Figure 4.

Optimal position of the threshold in rod bipolar cells is dependent on convergence. The extent of convergence of rods onto rod bipolar cells will alter the optimal position of the threshold (T - dashed line) that separates single-photon responses from continuous noise. A: In the mouse retina ~ 20 rods converge on downstream rod bipolar cells [49]. The task for rod bipolar cells is to distinguish single-photon responses (Gaussian distribution with mean amplitude ~ 1 pA) from the rod continuous noise (Gaussian distribution with mean amplitude ~ 0 pA). Previous studies have shown that the optimal position of the threshold (T ~ 1.3 pA) is close to the crossing point between these Gaussian distributions [40, 50]. Events larger than threshold are more likely single-photon responses and are preserved, while those smaller than threshold are more likely noise and are discarded. B: The optimal position of the threshold will change with the extent of rod convergence onto rod bipolar cells. As convergence increases, the probability of observing continuous noise increases with respect to the probability of observing single-photon responses, since near visual threshold a small minority of the rods receive a photon.

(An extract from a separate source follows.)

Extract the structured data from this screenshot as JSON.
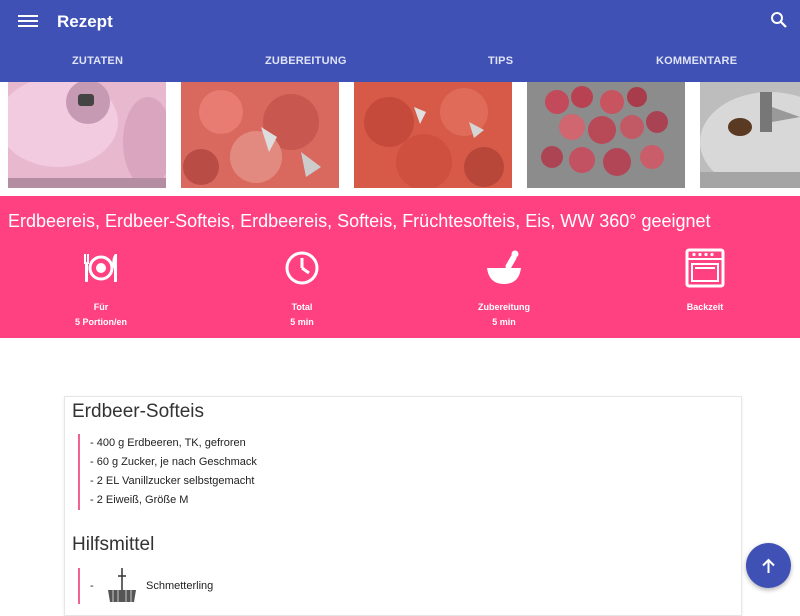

Consequently the threshold would need to be positioned at higher amplitudes (T ~ 2 pA) to allow the optimal separation of single-photon responses from continuous noise. C: As convergence decreases, the probability of observing single-photon responses increases with respect to the probability of observing continuous noise, requiring the threshold to be positioned at a lower amplitude (T ~ 1 pA) to allow the optimal separation of single-photon responses from continuous noise. Adapted from [23].